English co-operator (1829–1896)

Thomas Edward Burgess Webb (July 1829 – 2 December 1896) was an English co-operator who was for 45 years a leading figure in the Battersea and Wandsworth Co-operative Society, as well as involvement in the People's Co-operative Society, Co-operative Permanent Building Society, Co-operative Printing Society, and the Co-operative Wholesale Society. Two of his children, Catherine and Arthur, were themselves prominent co-operators.

== Biography ==
Webb was born in July 1829 in Battersea, London, to James and Mary Ann Webb. From a young age until 1878 he worked as a coppersmith at Price's Candle Factory in Vauxhall.

In 1854 he married Catherine Young, with whom he would have five children, including the co-operators Catherine and Arthur Webb.

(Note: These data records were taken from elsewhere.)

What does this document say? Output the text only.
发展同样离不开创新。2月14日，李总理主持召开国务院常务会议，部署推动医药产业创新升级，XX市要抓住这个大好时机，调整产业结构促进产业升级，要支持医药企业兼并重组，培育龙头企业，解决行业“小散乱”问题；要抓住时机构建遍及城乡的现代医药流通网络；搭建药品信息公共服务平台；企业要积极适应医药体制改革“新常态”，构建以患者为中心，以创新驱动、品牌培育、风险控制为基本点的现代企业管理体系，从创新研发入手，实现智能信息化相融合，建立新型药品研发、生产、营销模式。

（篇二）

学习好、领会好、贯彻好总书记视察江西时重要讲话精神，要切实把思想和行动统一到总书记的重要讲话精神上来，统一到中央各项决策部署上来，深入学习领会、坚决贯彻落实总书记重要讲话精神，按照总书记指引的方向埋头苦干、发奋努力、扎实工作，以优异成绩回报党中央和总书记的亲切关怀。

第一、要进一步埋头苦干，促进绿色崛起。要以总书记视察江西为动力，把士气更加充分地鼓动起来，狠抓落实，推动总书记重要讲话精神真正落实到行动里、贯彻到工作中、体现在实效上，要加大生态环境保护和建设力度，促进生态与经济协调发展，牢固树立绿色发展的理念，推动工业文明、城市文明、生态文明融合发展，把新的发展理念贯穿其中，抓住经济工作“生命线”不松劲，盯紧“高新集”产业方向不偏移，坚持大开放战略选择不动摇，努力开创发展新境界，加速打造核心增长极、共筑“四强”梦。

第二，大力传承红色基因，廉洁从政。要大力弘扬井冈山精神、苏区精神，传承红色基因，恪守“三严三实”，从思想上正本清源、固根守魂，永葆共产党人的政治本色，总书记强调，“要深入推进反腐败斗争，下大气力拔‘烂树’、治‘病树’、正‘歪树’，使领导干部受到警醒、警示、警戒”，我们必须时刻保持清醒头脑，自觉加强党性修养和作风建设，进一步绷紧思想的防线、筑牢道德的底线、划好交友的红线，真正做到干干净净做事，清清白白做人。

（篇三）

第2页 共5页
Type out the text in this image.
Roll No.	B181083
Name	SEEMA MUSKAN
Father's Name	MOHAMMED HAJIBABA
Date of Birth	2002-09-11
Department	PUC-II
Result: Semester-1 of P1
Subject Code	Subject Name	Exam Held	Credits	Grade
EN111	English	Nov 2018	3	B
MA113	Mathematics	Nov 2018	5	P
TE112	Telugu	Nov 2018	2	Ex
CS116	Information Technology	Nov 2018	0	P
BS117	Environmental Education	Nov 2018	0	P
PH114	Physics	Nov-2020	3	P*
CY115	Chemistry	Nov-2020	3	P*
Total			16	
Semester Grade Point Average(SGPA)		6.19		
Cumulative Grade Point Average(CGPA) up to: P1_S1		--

In 1854 he was a founding member of the Battersea and Wandsworth Co-operative Society, serving on the committee until 1860, then as the chairman until 1874, then as secretary until 1878. From 1878 to 1890 he served as permanent secretary and manager of the society, then from 1890 until his death as honorary president of the society.

He served as the first president of the People's Co-operative Society. From 1884 he was a founding member and chairman of the Co-operative Permanent Building Society, and was on the board of the Co-operative Printing Society from 1866. From 1874 until his death he served as a director of the Co-operative Wholesale Society.

He died in Raynes Park, London, on 2 December 1896 and was survived by his wife and four of his children. He is buried in St Mary's Cemetery, Battersea.